NHANES is a cross-sectional study designed to collect data on the health and nutritional status of the U.S. population. Data is obtained through structured home interviews, physical assessments at mobile screening sites, and laboratory analyses utilizing a multistage probability sampling technique. Initially, 19,225 individuals were identified from the NHANES 2015–2018 dataset. Participants without data on tobacco use (n = 7,378) were eliminated from the study. Additionally, individuals lacking stroke status information (n = 574) were eliminated. A total of 11,273 participants were included in the final analysis. All data employed in this study are publicly available (https://www.cdc.gov/nchs/nhanes/) and have been adjusted for demographic factors for additional analysis. Furthermore, we included 401,958 participants from the 2020–2021 BRFSS. After excluding absent smoking-related data (n = 139,521) and stroke-related data (n = 682), a total of 261,755 participants were finally included (Figure 1).

Figure 1
www.frontiersin.org

Figure 1. Flowchart for inclusion of study populations according to the purpose of the study.

2.3 Tobacco use assessment

The NHANES database, specifically the Smoking Cigarette Use dataset (SMQ), gathered data on cigarette intake, current use, 30-day smoking prevalence, quantity, and other smoking-related details. Participants were asked via SMQ020 if they had smoked at least 100 cigarettes in their lives and about current habits (SMQ040), and via SMQ900 if they had ever used an e-cigarette. Smoking combustible cigarettes was defined as having smoked at least 100 cigarettes in a lifetime or currently smoking daily/occasionally, while e-cigarette use was defined as any single-time use (Okafor et al., 2022).

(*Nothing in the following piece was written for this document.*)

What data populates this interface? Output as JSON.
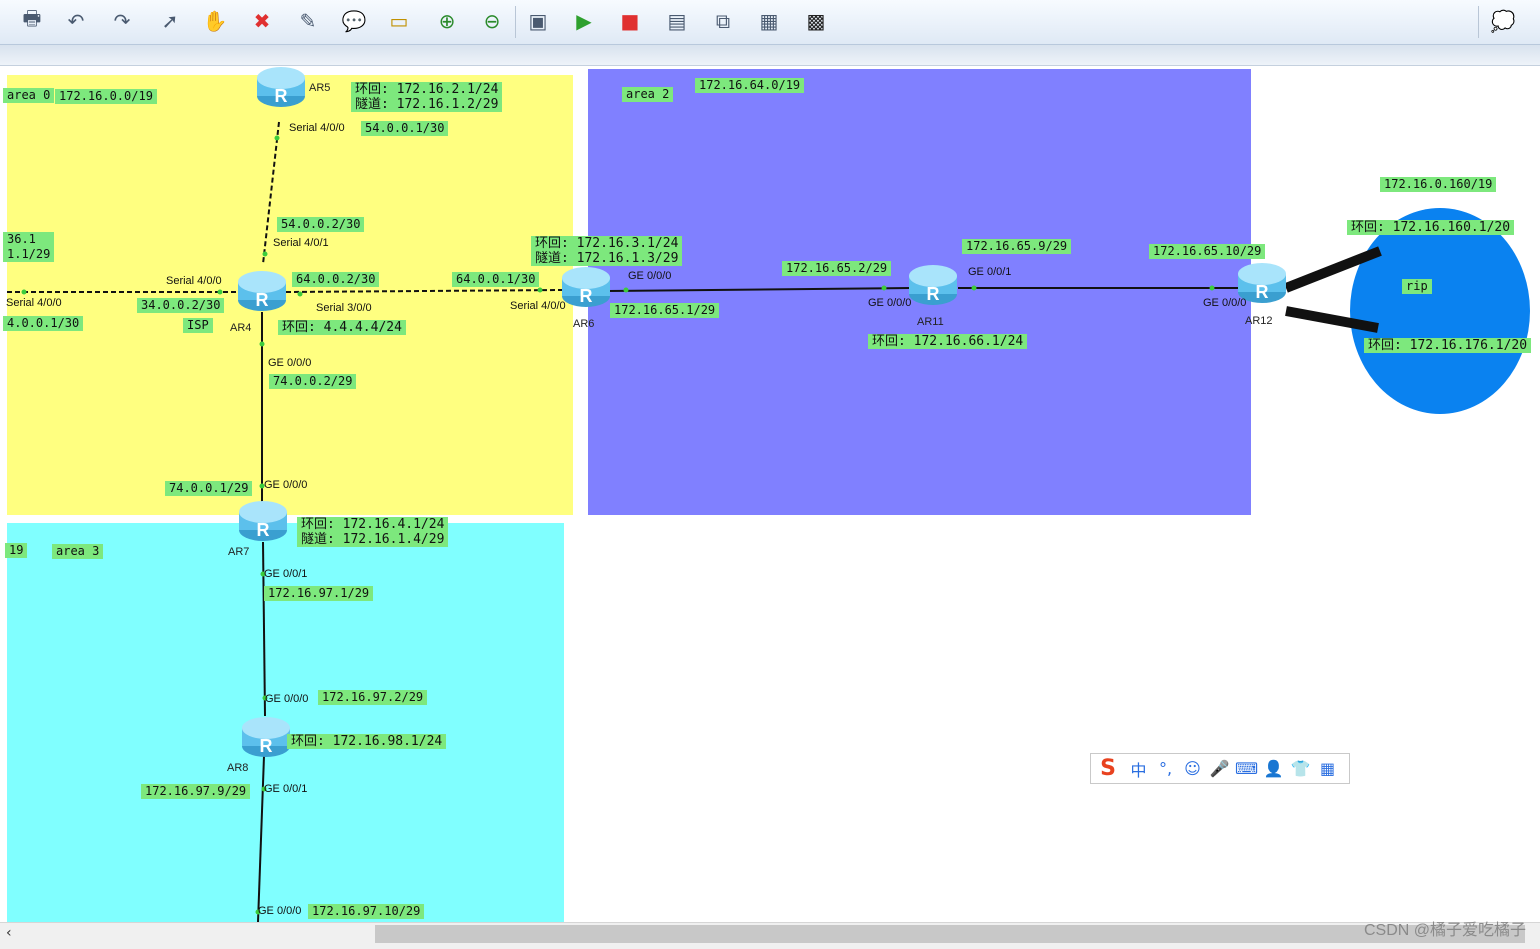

In the 2020 BRFSS, smoking inquiries paralleled NHANES, collecting data on cigarette and e-cigarette use. BRFSS used SAS variables SMOKE100 (Column 202) to ask about lifetime smoking of at least 100 cigarettes, SMOKDAY2 (Column 203) for current smoking behavior, and ECIGARET (Column 310) for e-cigarette use. Based on these, participants were divided into four subgroups: non-smokers, exclusive combustible cigarette smokers, exclusive e-cigarette users, and dual users.

2.4 Stroke diagnosis

In NHANES, stroke diagnosis relied on a self-reported questionnaire (MCQ160f). Participants were asked “Has a physician or other healthcare provider ever informed you about a stroke?” with “yes” or “no” responses. A “yes” answer indicated a confirmed stroke diagnosis.

In BRFSS, stroke was diagnosed through a self-reported questionnaire (SAS variable: CVDSTRK3, Column 117). The question “Have you ever been informed that you had a stroke?” was part of the Chronic Health Conditions segment. A positive response meant the participant had experienced a stroke.

2.5 Covariates

To ensure consistency between NHANES and BRFSS, several covariates were considered. Age was grouped as 18–65 and 65+; sex as female or male; race as Hispanic, non-Hispanic white, non-Hispanic black, or other; education as high-school graduated or not; marital status in multiple categories; income in three brackets; exercise as yes or no. Additionally, BMI, weight, and health conditions like diabetes and total heart disease were included.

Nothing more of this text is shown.